- Directed by: Michael Schwartz
- Screenplay by: Seth Reiss
- Story by: Andy Samberg; Seth Reiss;
- Produced by: Ali Bell; Andy Samberg; Craig Gillespie;
- Starring: Andy Samberg; Annette Bening;
- Production company: Party Over Here
- Distributed by: Focus Features (United States); Universal Pictures (International);
- Country: United States
- Language: English

= 42.6 Years =

Upcoming film by Michael Schwartz

42.6 Years is an upcoming American science fiction romantic comedy film directed by Michael Schwartz with a script by Seth Reiss.

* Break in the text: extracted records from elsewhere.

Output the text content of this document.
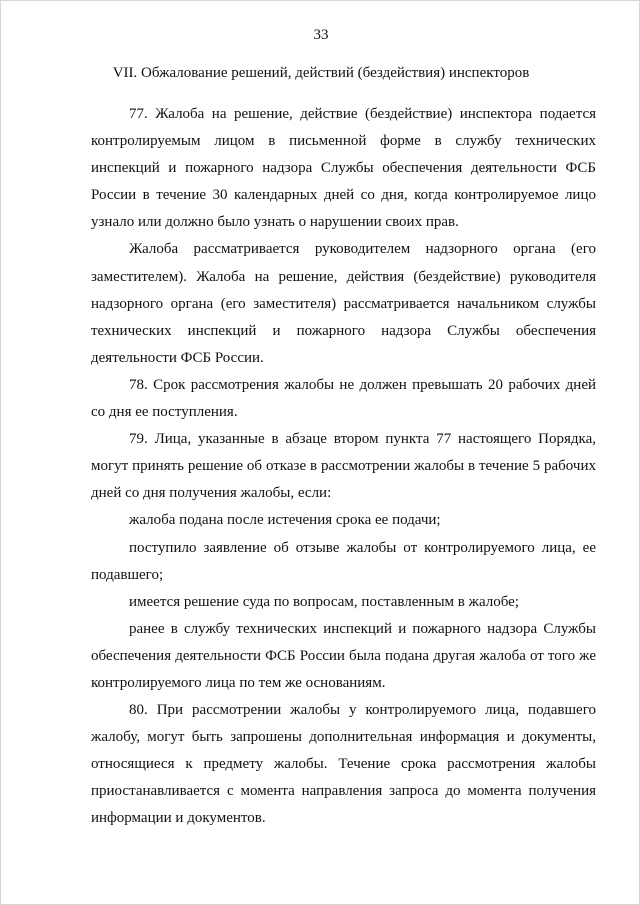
33
VII. Обжалование решений, действий (бездействия) инспекторов

77. Жалоба на решение, действие (бездействие) инспектора подается контролируемым лицом в письменной форме в службу технических инспекций и пожарного надзора Службы обеспечения деятельности ФСБ России в течение 30 календарных дней со дня, когда контролируемое лицо узнало или должно было узнать о нарушении своих прав.

Жалоба рассматривается руководителем надзорного органа (его заместителем). Жалоба на решение, действия (бездействие) руководителя надзорного органа (его заместителя) рассматривается начальником службы технических инспекций и пожарного надзора Службы обеспечения деятельности ФСБ России.

78. Срок рассмотрения жалобы не должен превышать 20 рабочих дней со дня ее поступления.

79. Лица, указанные в абзаце втором пункта 77 настоящего Порядка, могут принять решение об отказе в рассмотрении жалобы в течение 5 рабочих дней со дня получения жалобы, если:

жалоба подана после истечения срока ее подачи;

поступило заявление об отзыве жалобы от контролируемого лица, ее подавшего;

имеется решение суда по вопросам, поставленным в жалобе;

ранее в службу технических инспекций и пожарного надзора Службы обеспечения деятельности ФСБ России была подана другая жалоба от того же контролируемого лица по тем же основаниям.

80. При рассмотрении жалобы у контролируемого лица, подавшего жалобу, могут быть запрошены дополнительная информация и документы, относящиеся к предмету жалобы. Течение срока рассмотрения жалобы приостанавливается с момента направления запроса до момента получения информации и документов.
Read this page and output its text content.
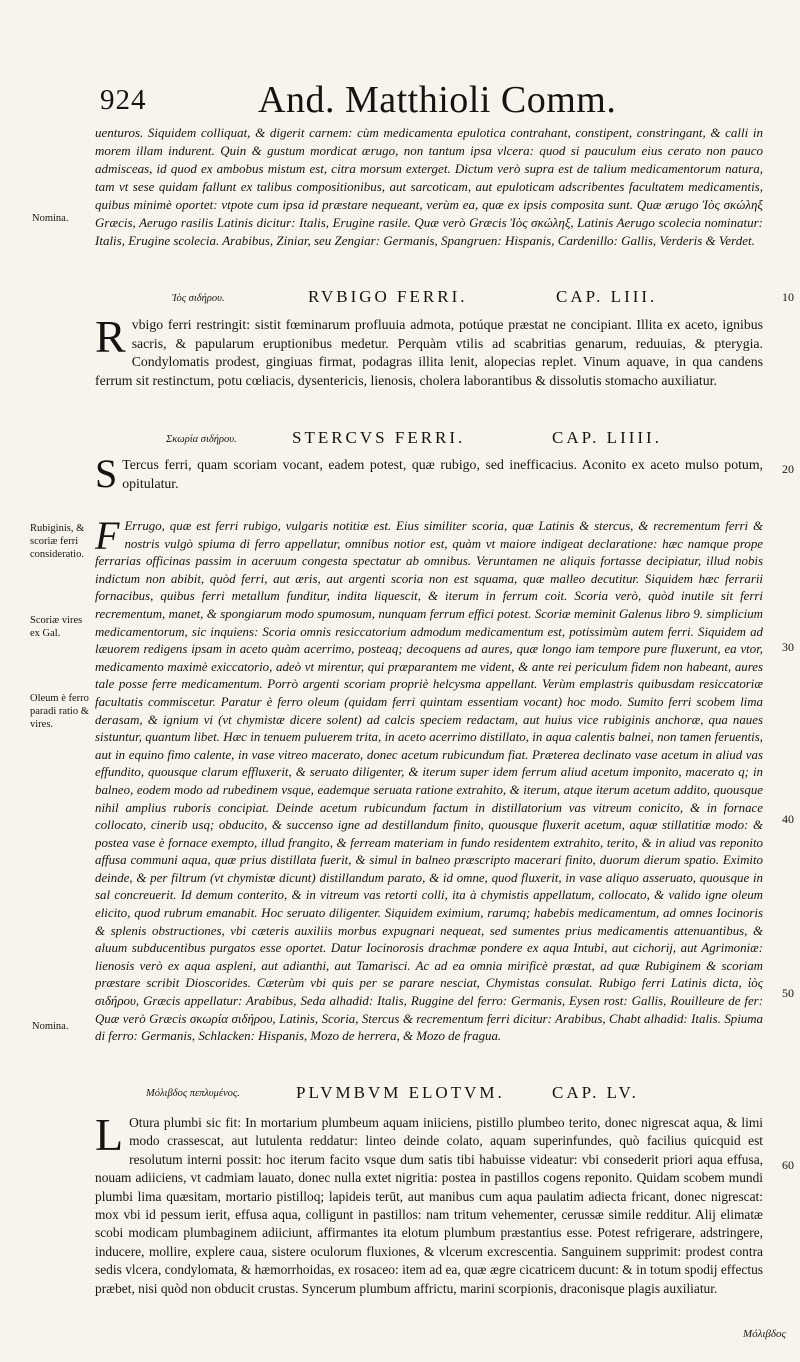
924	And. Matthioli Comm.

uenturos. Siquidem colliquat, & digerit carnem: cùm medicamenta epulotica contrahant, constipent, constringant, & calli in morem illam indurent. Quin & gustum mordicat ærugo, non tantum ipsa vlcera: quod si pauculum eius cerato non pauco admisceas, id quod ex ambobus mistum est, citra morsum exterget. Dictum verò supra est de talium medicamentorum natura, tam vt sese quidam fallunt ex talibus compositionibus, aut sarcoticam, aut epuloticam adscribentes facultatem medicamentis, quibus minimè oportet: vtpote cum ipsa id præstare nequeant, verùm ea, quæ ex ipsis composita sunt. Quæ ærugo Ἰὸς σκώληξ Græcis, Aerugo rasilis Latinis dicitur: Italis, Erugine rasile. Quæ verò Græcis Ἰὸς σκώληξ, Latinis Aerugo scolecia nominatur: Italis, Erugine scolecia. Arabibus, Ziniar, seu Zengiar: Germanis, Spangruen: Hispanis, Cardenillo: Gallis, Verderis & Verdet.

Nomina.
Ἰὸς σιδήρου.	RVBIGO FERRI.	CAP. LIII.
R vbigo ferri restringit: sistit fœminarum profluuia admota, potúque præstat ne concipiant. Illita ex aceto, ignibus sacris, & papularum eruptionibus medetur. Perquàm vtilis ad scabritias genarum, reduuias, & pterygia. Condylomatis prodest, gingiuas firmat, podagras illita lenit, alopecias replet. Vinum aquave, in qua candens ferrum sit restinctum, potu cœliacis, dysentericis, lienosis, cholera laborantibus & dissolutis stomacho auxiliatur.

Σκωρία σιδήρου.	STERCVS FERRI.	CAP. LIIII.
S Tercus ferri, quam scoriam vocant, eadem potest, quæ rubigo, sed inefficacius. Aconito ex aceto mulso potum, opitulatur.

F Errugo, quæ est ferri rubigo, vulgaris notitiæ est. Eius similiter scoria, quæ Latinis & stercus, & recrementum ferri & nostris vulgò spiuma di ferro appellatur, omnibus notior est, quàm vt maiore indigeat declaratione: hæc namque prope ferrarias officinas passim in aceruum congesta spectatur ab omnibus. Veruntamen ne aliquis fortasse decipiatur, illud nobis indictum non abibit, quòd ferri, aut æris, aut argenti scoria non est squama, quæ malleo decutitur. Siquidem hæc ferrarii fornacibus, quibus ferri metallum funditur, indita liquescit, & iterum in ferrum coit. Scoria verò, quòd inutile sit ferri recrementum, manet, & spongiarum modo spumosum, nunquam ferrum effici potest. Scoriæ meminit Galenus libro 9. simplicium medicamentorum, sic inquiens: Scoria omnis resiccatorium admodum medicamentum est, potissimùm autem ferri. Siquidem ad læuorem redigens ipsam in aceto quàm acerrimo, posteaq; decoquens ad aures, quæ longo iam tempore pure fluxerunt, ea vtor, medicamento maximè exiccatorio, adeò vt mirentur, qui præparantem me vident, & ante rei periculum fidem non habeant, aures tale posse ferre medicamentum. Porrò argenti scoriam propriè helcysma appellant. Verùm emplastris quibusdam resiccatoriæ facultatis commiscetur. Paratur è ferro oleum (quidam ferri quintam essentiam vocant) hoc modo. Sumito ferri scobem lima derasam, & ignium vi (vt chymistæ dicere solent) ad calcis speciem redactam, aut huius vice rubiginis anchoræ, qua naues sistuntur, quantum libet. Hæc in tenuem puluerem trita, in aceto acerrimo distillato, in aqua calentis balnei, non tamen feruentis, aut in equino fimo calente, in vase vitreo macerato, donec acetum rubicundum fiat. Præterea declinato vase acetum in aliud vas effundito, quousque clarum effluxerit, & seruato diligenter, & iterum super idem ferrum aliud acetum imponito, macerato q; in balneo, eodem modo ad rubedinem vsque, eademque seruata ratione extrahito, & iterum, atque iterum acetum addito, quousque nihil amplius ruboris concipiat. Deinde acetum rubicundum factum in distillatorium vas vitreum conicito, & in fornace collocato, cinerib usq; obducito, & succenso igne ad destillandum finito, quousque fluxerit acetum, aquæ stillatitiæ modo: & postea vase è fornace exempto, illud frangito, & ferream materiam in fundo residentem extrahito, terito, & in aliud vas reponito affusa communi aqua, quæ prius distillata fuerit, & simul in balneo præscripto macerari finito, duorum dierum spatio. Eximito deinde, & per filtrum (vt chymistæ dicunt) distillandum parato, & id omne, quod fluxerit, in vase aliquo asseruato, quousque in sal concreuerit. Id demum conterito, & in vitreum vas retorti colli, ita à chymistis appellatum, collocato, & valido igne oleum elicito, quod rubrum emanabit. Hoc seruato diligenter. Siquidem eximium, rarumq; habebis medicamentum, ad omnes Iocinoris & splenis obstructiones, vbi cæteris auxiliis morbus expugnari nequeat, sed sumentes prius medicamentis attenuantibus, & aluum subducentibus purgatos esse oportet. Datur Iocinorosis drachmæ pondere ex aqua Intubi, aut cichorij, aut Agrimoniæ: lienosis verò ex aqua aspleni, aut adianthi, aut Tamarisci. Ac ad ea omnia mirificè præstat, ad quæ Rubiginem & scoriam præstare scribit Dioscorides. Cæterùm vbi quis per se parare nesciat, Chymistas consulat. Rubigo ferri Latinis dicta, ἰὸς σιδήρου, Græcis appellatur: Arabibus, Seda alhadid: Italis, Ruggine del ferro: Germanis, Eysen rost: Gallis, Rouilleure de fer: Quæ verò Græcis σκωρία σιδήρου, Latinis, Scoria, Stercus & recrementum ferri dicitur: Arabibus, Chabt alhadid: Italis. Spiuma di ferro: Germanis, Schlacken: Hispanis, Mozo de herrera, & Mozo de fragua.

Rubiginis, & scoriæ ferri consideratio.
Scoriæ vires ex Gal.
Oleum è ferro paradi ratio & vires.
Nomina.
Μόλιβδος πεπλυμένος.	PLVMBVM ELOTVM.	CAP. LV.
L Otura plumbi sic fit: In mortarium plumbeum aquam iniiciens, pistillo plumbeo terito, donec nigrescat aqua, & limi modo crassescat, aut lutulenta reddatur: linteo deinde colato, aquam superinfundes, quò facilius quicquid est resolutum interni possit: hoc iterum facito vsque dum satis tibi habuisse videatur: vbi consederit priori aqua effusa, nouam adiiciens, vt cadmiam lauato, donec nulla extet nigritia: postea in pastillos cogens reponito. Quidam scobem mundi plumbi lima quæsitam, mortario pistilloq; lapideis terūt, aut manibus cum aqua paulatim adiecta fricant, donec nigrescat: mox vbi id pessum ierit, effusa aqua, colligunt in pastillos: nam tritum vehementer, cerussæ simile redditur. Alij elimatæ scobi modicam plumbaginem adiiciunt, affirmantes ita elotum plumbum præstantius esse. Potest refrigerare, adstringere, inducere, mollire, explere caua, sistere oculorum fluxiones, & vlcerum excrescentia. Sanguinem supprimit: prodest contra sedis vlcera, condylomata, & hæmorrhoidas, ex rosaceo: item ad ea, quæ ægre cicatricem ducunt: & in totum spodij effectus præbet, nisi quòd non obducit crustas. Syncerum plumbum affrictu, marini scorpionis, draconisque plagis auxiliatur.

10
20
30
40
50
60
Μόλιβδος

The film is set to star Andy Samberg and Annette Bening.

== Premise ==
After being cryogenically frozen for 42.6 years, a young man attempts to reconnect with his girlfriend who has lived a full life without him.

== Cast ==
- Andy Samberg as Ben
- Annette Bening as Ruthie
  - Florence Pugh as young Ruthie
- Alia Shawkat

== Production ==
Seth Reiss's script for 42.6 Years, landed on the 2022 Black List for best unproduced screenplays. It was based on an original idea by Andy Samberg, who later developed the story with Reiss. In February 2023, it was announced that Craig Gillespie would direct the film, with Samberg starring opposite Jean Smart; Amazon MGM Studios would distribute.

Three years later, in March 2026, it was announced that Michael Schwartz would be taking over the role of director, with Gillespie remaining on as producer, whilst Annette Bening would replace Smart; Focus Features would distribute.

Production began in Jersey City and New York City in May 2026. Stand in casting calls revealed that Alia Shawkat would be joining the film in an undisclosed role. Florence Pugh was revealed to have joined the cast in June 2026.